Befitting the theme of travelling away from one’s comfort zone, E.M. Forster’s A Room with a View was one of my favourite books. It was a Christmas gift from one of my closest friends, and a gift in many other senses. As I read about the adventures and the hesitance of Lucy, the protagonist, I was able to identify with her views, witnessing how they changed throughout her travels. Initially, Lucy is attached to the Baedeker guidebook that features prominently in the novel, suggesting a desire for information about culture. However, more importantly it conveys instruction regarding how to think and how to feel. However, over the course of her experiences, she turns her focus away from the accumulation of information, acting on and communicating her personal desires, which enables her to form profound physical connections beyond the surface of niceties and small talk.
After reading A Room with a View, I was soon intrigued by Howard’s End, most known for the quotation ‘Only connect!’. As a fan of postcolonial diaspora literature, I am partial towards multigenerational narratives.

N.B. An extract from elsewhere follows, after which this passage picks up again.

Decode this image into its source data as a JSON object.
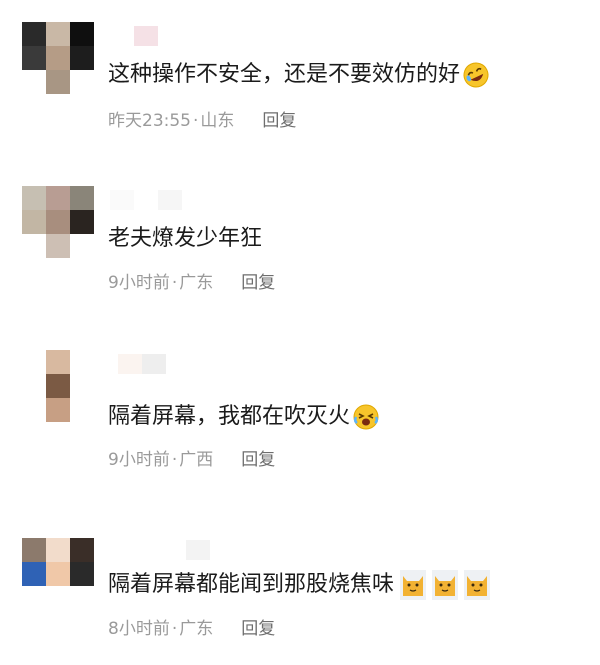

I thoroughly enjoyed reading about the intersecting, and on occasion colliding worlds of three British families of different classes. The characters’ search for belonging, is symbolised by the unifying central question of inheritance in Howard’s End. I was particularly struck by the cruel irony of the novel’s ending, where one of the characters is killed by a bookcase. This stands in stark contrast to the comforting ending of A Room with a View. Furthermore, the novel’s subtle similarities to the Faust book – notably with the characters Margaret and Helen, who are reimaginations of Gretchen in the original myth caught my attention. In a similar vein, Mikhail Bulgakov’s The Master and Margarita, which I also read in 2018 is also one of my favourite retellings of the Faust myth: Margarita is modelled on Gretchen, while Woland is modelled on Mephistopheles. Bulgakov’s black humour and inventive transitions between settings and narratives compels readers to run alongside the characters and come to their own interpretations.
Zadie Smith’s ‘On Beauty’ is, in her own words, ‘a homage to E.M. Forster.’ I was thrilled by the prospect of reading my two favourite authors in dialogue, arguably in a dialectic – for Smith successfully expands the scope of Howard’s End to encompass modern issues of race and academia, particularly when viewed in the context of unequal power dynamics. One of my favourite aspects of Zadie Smith’s work is her pithy use of epigrams, which feature in On Beauty and more prominently in White Teeth. Akin to an ‘Easter egg’ in films, I view epigrams as a springboard for intertextuality, and a present within a present. I particularly loved the subtle, at times biting, at times warm, humour which Smith’s prose is imbued with – her spot-on description of awkward interactions and her teasing of certain characters. It is precisely Smith’s seamless balance of humour and serious subject matter that increases the complexity of her characterisation, rendering her one of my favourite authors.
While all the changes in my life were taking place in 2018, I found myself gravitating towards the bildungsroman. After studying James Joyce’s A Portrait of the Artist as a Young Man in school, I was captivated by reading about the growth and development of the protagonists as they gained knowledge, from childhood to adolescence and finally to adulthood. Two of the 21st century novels I greatly enjoyed with bildungsroman elements are Elena Ferrante’s My Brilliant Friend and Zadie Smith’s Swing Time. Both novels feature first-person narrators who navigate the experience of being overshadowed by close friend. Elena in My Brilliant Friend aspires to be like the zany, fiercely, independent Lila, while Swing Time’s unnamed narrator loves, envies and occasionally despises her childhood friend, Tracey. While at times I found both narrators unsympathetic, I believe that this contributed to the success of the novels. The floating ambivalence of Smith’s narrator, imposed a firm opinion, enabling us to come to our own conclusions about success and belonging.
My literary journey was characterised by travel, growth, academia, the appreciation of art and beauty. Authors writing with aplomb and humour are my favourite writers. The books that I have read in 2018 have illuminated some go my experiences and will certainly continue to do so now.